Laws, policies, legislative initiatives and funding priorities and strategies can also shape how well a local community or state is able to respond to this trend. Policies and funding that support economic development, the built environment, and services for older adults provide an environment that facilitates a community or county’s proactive response to this demographic trend.
The Power of Collective Impact
The combined, or collective impact of (1) demographic trends, (2) Social Determinants, (3) health rankings, (4) local and state economies, and (5) policies shape a region’s sustainability. They also can serve as general predictors of how hard hit a community may be by the aging of the population. Taken together, these factors provide a picture of what may happen for communities, counties and states. They help us understand current and projected collective impact.
Aging Social Impact Calculator
The Aging Community Impact Forecaster looks at states and counties, and provides an initial prediction about the level of impact you may expect from the aging of the population in your region. Some of the most important benchmarks that make up the predictive picture include:
- Demographic Factors
- Social Determinants of Health
- County Health Ranking (Health Outcomes and Health Risk Behaviors)
- County Economic Picture
- Policy and Funding Framework
Working with a Predictive Calculator – or Forecaster
Many social impact calculator are static, though some have predictive capabilities. A number of economic calculators have been used successfully by the World Bank, the Low Income Investment Fund, and others. The Robert Wood Johnson’s County Health Rankings and Roadmaps and state level health department profiles (like the New Mexico Community Snapshots) provide pictures of community health that capture both the present and the near future. The Aging Community Impact Forecaster offers snapshots of projected impact that the aging of the population will have on a community, and the community’s strengths and weaknesses that will affect its ability to respond. It provides a helpful picture of local and state capacity, which can help leaders to choose priorities that fit their capacity to respond.

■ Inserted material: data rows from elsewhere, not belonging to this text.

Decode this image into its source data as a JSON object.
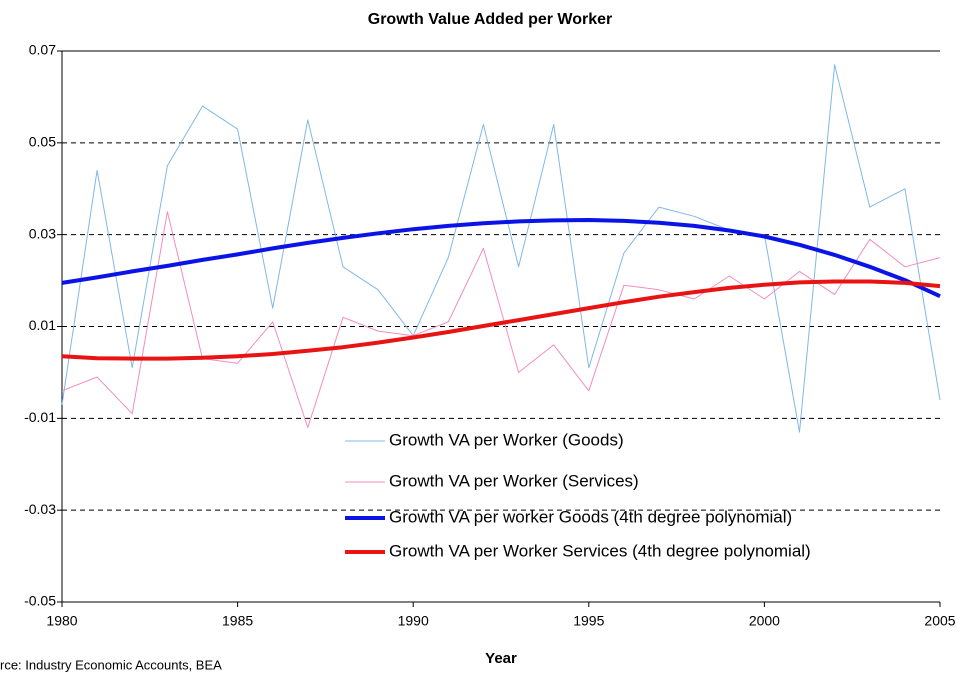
{
  "chart_data": {
    "type": "line",
    "title": "Growth Value Added per Worker",
    "x_label": "Year",
    "source": "rce: Industry Economic Accounts, BEA",
    "x": [
      1980,
      1981,
      1982,
      1983,
      1984,
      1985,
      1986,
      1987,
      1988,
      1989,
      1990,
      1991,
      1992,
      1993,
      1994,
      1995,
      1996,
      1997,
      1998,
      1999,
      2000,
      2001,
      2002,
      2003,
      2004,
      2005
    ],
    "series": [
      {
        "name": "Growth VA per Worker (Goods)",
        "color": "#7fb8e8",
        "width": 1,
        "values": [
          -0.007,
          0.044,
          0.001,
          0.045,
          0.058,
          0.053,
          0.014,
          0.055,
          0.023,
          0.018,
          0.008,
          0.025,
          0.054,
          0.023,
          0.054,
          0.001,
          0.026,
          0.036,
          0.034,
          0.031,
          0.03,
          -0.013,
          0.067,
          0.036,
          0.04,
          -0.006
        ]
      },
      {
        "name": "Growth VA per Worker (Services)",
        "color": "#f28cc0",
        "width": 1,
        "values": [
          -0.004,
          -0.001,
          -0.009,
          0.035,
          0.003,
          0.002,
          0.011,
          -0.012,
          0.012,
          0.009,
          0.008,
          0.011,
          0.027,
          0.0,
          0.006,
          -0.004,
          0.019,
          0.018,
          0.016,
          0.021,
          0.016,
          0.022,
          0.017,
          0.029,
          0.023,
          0.025
        ]
      },
      {
        "name": "Growth VA per worker Goods (4th degree polynomial)",
        "color": "#0a14e6",
        "width": 4,
        "values": [
          0.0195,
          0.0207,
          0.022,
          0.0232,
          0.0245,
          0.0257,
          0.027,
          0.0282,
          0.0293,
          0.0303,
          0.0312,
          0.0319,
          0.0325,
          0.0329,
          0.0331,
          0.0332,
          0.033,
          0.0326,
          0.0319,
          0.0309,
          0.0296,
          0.0278,
          0.0256,
          0.023,
          0.0201,
          0.0166
        ]
      },
      {
        "name": "Growth VA per Worker Services (4th degree polynomial)",
        "color": "#e81414",
        "width": 4,
        "values": [
          0.0035,
          0.0031,
          0.003,
          0.003,
          0.0032,
          0.0035,
          0.004,
          0.0047,
          0.0055,
          0.0065,
          0.0076,
          0.0088,
          0.0101,
          0.0114,
          0.0127,
          0.014,
          0.0153,
          0.0165,
          0.0175,
          0.0184,
          0.0191,
          0.0196,
          0.0198,
          0.0198,
          0.0195,
          0.0188
        ]
      }
    ],
    "xlim": [
      1980,
      2005
    ],
    "xticks": [
      1980,
      1985,
      1990,
      1995,
      2000,
      2005
    ],
    "ylim": [
      -0.05,
      0.07
    ],
    "yticks": [
      0.07,
      0.05,
      0.03,
      0.01,
      -0.01,
      -0.03,
      -0.05
    ],
    "grid": true
  }
}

Forecasters are predictive, much like weather forecasters. They project weather trends forward in time, providing a good picture of coming trends.
Forecasters are predictive, and a holistic picture that can serve as an important starting point for communities and states to respond to the needs of older adults, and the community at large. They serve as broad frameworks or roadmaps. Once a forecast profile is developed, then community leaders can look deeper into the community to:
- Understand and address key issues;
- Choose priorities, and create the size and scope of a response that fit community capacity;
- Build upon community strengths and assets;
- Reduce risks;
- Create plans that bring stakeholders together and leverage resources.
Every state and community has its own unique assets that can be utilized to respond to this issue, which are complex, and difficult to measure with a social impact calculator. These include the rich family and social networks, community leaders, volunteers, faith communities and civic organizations that represent significant community assets.
 The term “Age Wave” coined by Ken Dychtwald decades ago to capture the demographic trend then on the horizon, and now a reality.
 Aging Community Impact Forecaster is copyrighted and trademarked, all rights reserved.
Social Determinants of Health were developed by the World Health Organization, and utilized by major institutions (U.S. Department of Health and Human Services, Kaiser Foundation) and key research organizations throughout the U.S. to deal with community health in a holistic way.
 Leaders in the philanthropic, or funding community in this area include the Con Alma Health Foundation, Kaiser Family Foundation, Pew Family Trusts, the Robert Wood Johnson Foundation, and others.